Saya itu sering membayangkan kalau
saja tidak ada buruh terus mau menggunkan apa untuk menggerakan roda ekonomi
negeri ini? Agaknya memang para petingi dan pemerintah itu lupa akan esensi. Keuntungan
seakan menjadi suatu perioritas yang paling utama dan melupakan bagaimana
kesejahteraan para pegawainya. Mau pegawainya bisa memberi makan keluarganya
atau tidak yang terpenting bagi perusahaan, perusahaan tetap berjalan. Wuiikh kapitalisme
di praktekan di negara yang konon demokratis tapi demokratis adopsi luar. Demokrasi
hanya m enjadi sebuah kedok dan penutup, buktinya yang kaya makin kaya, yang
miskin makin miskin. Ini demokrasi? Kalau ada orang DPR yang hidupnya miskin
saya mau deh di jitak kepalanya. Mereka itu semua kaya, orang kaya tak akan pernah
merasakan rasa pahit atau melilitnya perut saat menahan lapar.
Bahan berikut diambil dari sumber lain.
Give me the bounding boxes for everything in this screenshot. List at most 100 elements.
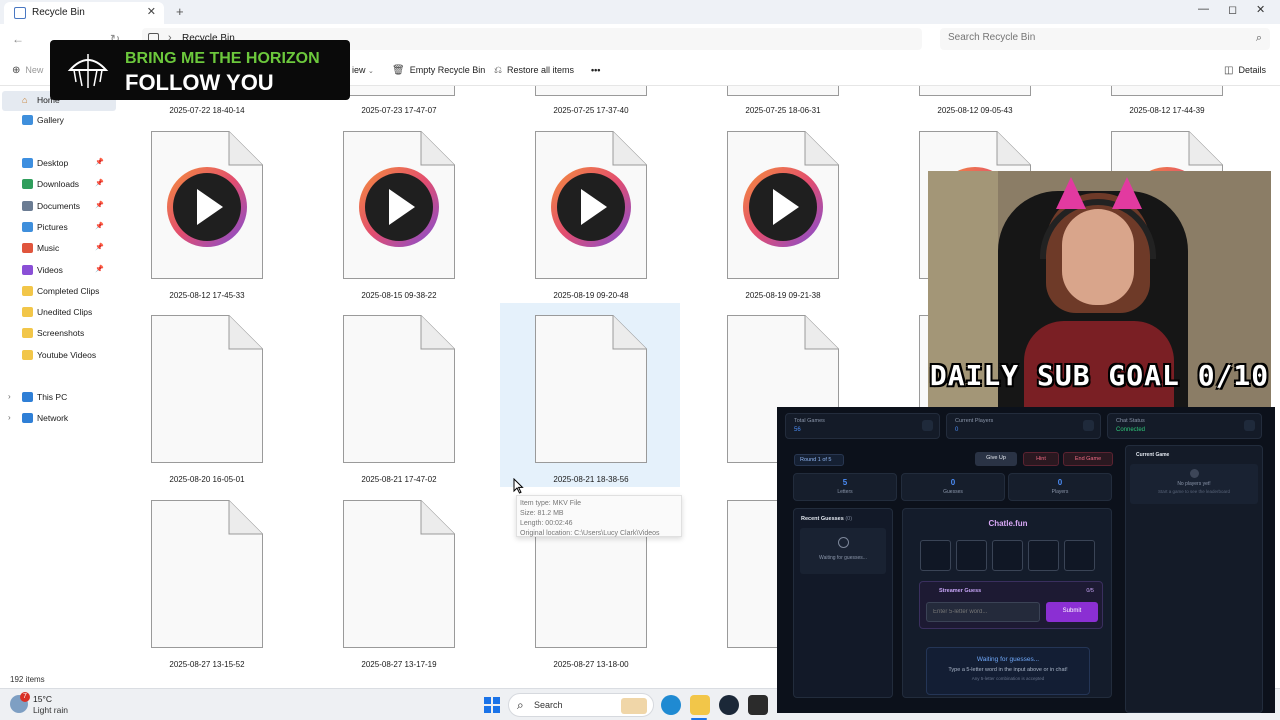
chart-icon: [922, 420, 933, 431]
empty-recycle-bin-button[interactable]: 🗑 Empty Recycle Bin: [392, 65, 485, 76]
sub-goal-text: DAILY SUB GOAL 0/10: [929, 359, 1270, 392]
video-file-thumbnail[interactable]: [535, 131, 647, 279]
sidebar-item-pictures[interactable]: Pictures 📌: [0, 219, 118, 237]
streamer-guess-count: 0/5: [1086, 588, 1094, 594]
file-thumbnail[interactable]: [919, 86, 1031, 96]
submit-button[interactable]: Submit: [1046, 602, 1098, 622]
file-name[interactable]: 2025-08-27 13-15-52: [118, 660, 297, 669]
steam-icon[interactable]: [719, 695, 739, 715]
title-bar: Recycle Bin ✕ + — ◻ ✕: [0, 0, 1280, 24]
file-thumbnail[interactable]: [343, 86, 455, 96]
taskbar-search[interactable]: ⌕ Search: [508, 693, 654, 717]
more-options-button[interactable]: •••: [591, 65, 600, 75]
close-button[interactable]: ✕: [1256, 3, 1265, 16]
edge-icon[interactable]: [661, 695, 681, 715]
back-icon[interactable]: ←: [12, 32, 24, 46]
letter-slot: [992, 540, 1023, 571]
streamer-guess-panel: Streamer Guess 0/5 Submit: [919, 581, 1103, 629]
search-input[interactable]: [948, 32, 1238, 43]
sidebar-item-youtube-videos[interactable]: Youtube Videos: [0, 347, 118, 365]
pin-icon: 📌: [95, 180, 104, 188]
file-name[interactable]: 2025-08-27 13-17-19: [309, 660, 489, 669]
give-up-button[interactable]: Give Up: [975, 452, 1017, 466]
restore-all-button[interactable]: ⎌ Restore all items: [494, 65, 574, 76]
obs-icon[interactable]: [748, 695, 768, 715]
sidebar-item-desktop[interactable]: Desktop 📌: [0, 155, 118, 173]
sidebar-item-screenshots[interactable]: Screenshots: [0, 325, 118, 343]
sidebar-item-gallery[interactable]: Gallery: [0, 112, 118, 130]
browser-tab[interactable]: Recycle Bin ✕: [4, 2, 164, 24]
start-button[interactable]: [484, 697, 500, 713]
new-button[interactable]: ⊕ New: [12, 65, 43, 76]
sidebar-item-network[interactable]: › Network: [0, 410, 118, 428]
new-tab-button[interactable]: +: [176, 4, 184, 19]
file-name[interactable]: 2025-08-12 17-45-33: [118, 291, 297, 300]
stat-total-games: Total Games 56: [785, 413, 940, 439]
file-name[interactable]: 2025-08-15 09-38-22: [309, 291, 489, 300]
file-name[interactable]: 2025-08-27 13-18-00: [501, 660, 681, 669]
sidebar-item-unedited-clips[interactable]: Unedited Clips: [0, 304, 118, 322]
video-file-thumbnail[interactable]: [343, 131, 455, 279]
chevron-right-icon[interactable]: ›: [8, 392, 11, 401]
maximize-button[interactable]: ◻: [1228, 3, 1237, 16]
file-name[interactable]: 2025-07-25 18-06-31: [693, 106, 873, 115]
file-name[interactable]: 2025-08-19 09-21-38: [693, 291, 873, 300]
file-name[interactable]: 2025-08-21 17-47-02: [309, 475, 489, 484]
word-input[interactable]: [926, 602, 1040, 622]
file-name[interactable]: 2025-08-20 16-05-01: [118, 475, 297, 484]
search-icon: ⌕: [517, 698, 524, 712]
sidebar-item-completed-clips[interactable]: Completed Clips: [0, 283, 118, 301]
file-thumbnail[interactable]: [535, 86, 647, 96]
restore-icon: ⎌: [494, 65, 502, 76]
letter-slot: [1064, 540, 1095, 571]
tab-title: Recycle Bin: [32, 7, 85, 18]
chevron-right-icon[interactable]: ›: [8, 413, 11, 422]
file-name[interactable]: 2025-08-12 17-44-39: [1077, 106, 1257, 115]
sidebar-item-videos[interactable]: Videos 📌: [0, 262, 118, 280]
file-name[interactable]: 2025-08-19 09-20-48: [501, 291, 681, 300]
tab-close-icon[interactable]: ✕: [147, 5, 156, 18]
sidebar-item-label: Downloads: [37, 179, 80, 190]
sidebar-item-this-pc[interactable]: › This PC: [0, 389, 118, 407]
counter-players: 0 Players: [1008, 473, 1112, 501]
details-button[interactable]: ◫ Details: [1224, 65, 1266, 76]
hint-button[interactable]: Hint: [1023, 452, 1059, 466]
file-name[interactable]: 2025-08-21 18-38-56: [501, 475, 681, 484]
sidebar-item-documents[interactable]: Documents 📌: [0, 198, 118, 216]
file-name[interactable]: 2025-07-22 18-40-14: [118, 106, 297, 115]
file-thumbnail[interactable]: [1111, 86, 1223, 96]
weather-condition[interactable]: Light rain: [33, 705, 68, 715]
end-game-button[interactable]: End Game: [1063, 452, 1113, 466]
current-game-title: Current Game: [1136, 452, 1170, 458]
file-thumbnail[interactable]: [343, 315, 455, 463]
user-icon: [1083, 420, 1094, 431]
file-tooltip: Item type: MKV File Size: 81.2 MB Length…: [516, 495, 682, 537]
file-thumbnail[interactable]: [343, 500, 455, 648]
file-name[interactable]: 2025-07-25 17-37-40: [501, 106, 681, 115]
tooltip-type: Item type: MKV File: [520, 500, 582, 507]
current-game-panel: Current Game No players yet! Start a gam…: [1125, 445, 1263, 713]
letter-slot: [920, 540, 951, 571]
sidebar-item-label: Music: [37, 243, 60, 254]
file-name[interactable]: 2025-07-23 17-47-07: [309, 106, 489, 115]
weather-temperature[interactable]: 15°C: [33, 694, 52, 704]
video-file-thumbnail[interactable]: [151, 131, 263, 279]
file-name[interactable]: 2025-08-12 09-05-43: [885, 106, 1065, 115]
file-thumbnail[interactable]: [727, 86, 839, 96]
search-box[interactable]: ⌕: [940, 28, 1270, 50]
file-thumbnail[interactable]: [151, 500, 263, 648]
video-file-thumbnail[interactable]: [727, 131, 839, 279]
trash-icon: 🗑: [392, 65, 405, 76]
search-icon[interactable]: ⌕: [1256, 32, 1262, 45]
file-explorer-icon[interactable]: [690, 695, 710, 715]
tooltip-size: Size: 81.2 MB: [520, 510, 564, 517]
sidebar-item-music[interactable]: Music 📌: [0, 240, 118, 258]
sidebar-item-downloads[interactable]: Downloads 📌: [0, 176, 118, 194]
game-title: Chatle.fun: [988, 519, 1028, 528]
view-button[interactable]: iew ⌄: [352, 65, 374, 75]
file-thumbnail[interactable]: [535, 315, 647, 463]
file-thumbnail[interactable]: [151, 315, 263, 463]
stat-current-players: Current Players 0: [946, 413, 1101, 439]
music-icon: [22, 243, 33, 254]
minimize-button[interactable]: —: [1198, 3, 1209, 15]
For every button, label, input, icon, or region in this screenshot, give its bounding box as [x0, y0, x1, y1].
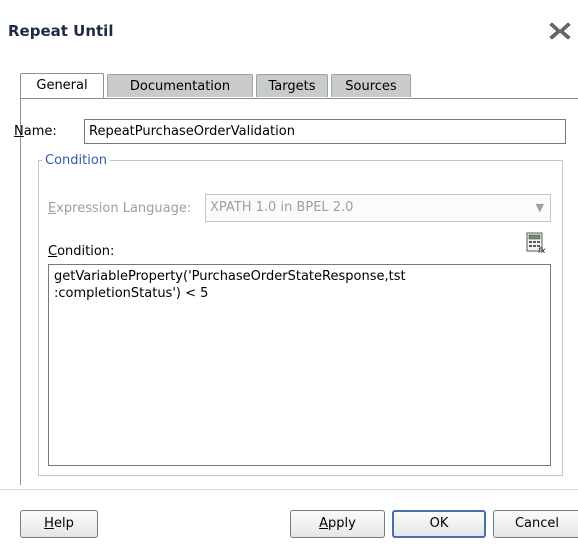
tab-bar: General Documentation Targets Sources — [20, 73, 578, 98]
dialog-title: Repeat Until — [8, 22, 114, 40]
close-icon[interactable] — [548, 20, 572, 42]
button-separator — [0, 489, 578, 490]
expression-language-select[interactable]: XPATH 1.0 in BPEL 2.0 ▼ — [205, 194, 551, 222]
condition-textarea[interactable]: getVariableProperty('PurchaseOrderStateR… — [48, 264, 551, 466]
name-input[interactable]: RepeatPurchaseOrderValidation — [84, 119, 566, 144]
name-label: Name: — [14, 124, 57, 139]
expression-language-value: XPATH 1.0 in BPEL 2.0 — [210, 200, 354, 215]
apply-button[interactable]: Apply — [290, 510, 385, 538]
ok-button[interactable]: OK — [392, 510, 486, 538]
cancel-button[interactable]: Cancel — [493, 510, 578, 538]
chevron-down-icon: ▼ — [535, 201, 544, 214]
tab-general[interactable]: General — [20, 73, 104, 98]
svg-text:fx: fx — [538, 246, 546, 254]
tab-sources[interactable]: Sources — [331, 74, 411, 97]
expression-language-label: Expression Language: — [48, 201, 192, 216]
condition-group-legend: Condition — [42, 153, 111, 168]
condition-label: Condition: — [48, 244, 115, 259]
tab-documentation[interactable]: Documentation — [107, 74, 253, 97]
repeat-until-dialog: Repeat Until General Documentation Targe… — [0, 0, 578, 546]
tab-targets[interactable]: Targets — [256, 74, 328, 97]
expression-builder-icon[interactable]: fx — [526, 232, 546, 254]
help-button[interactable]: Help — [20, 510, 98, 538]
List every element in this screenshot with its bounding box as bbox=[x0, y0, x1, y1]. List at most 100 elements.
Perundang-undangan yang melindungi
buruh juga hanya menjadi aturan baku yang tak di terapkan. Bagaimana mau di
terapkan ada kongkalikomg dengan pembuat peraturan denga para pengusaha. Kalau di
terapkan perusahaan untungnya kecil, oknum tak dapat uang. Coba kalau sangsi
yang tegas bagi perusahaan yang tak menajlankan perundang-undangan tersebut
jelas nasib buruh bisa jadi tak separah ini.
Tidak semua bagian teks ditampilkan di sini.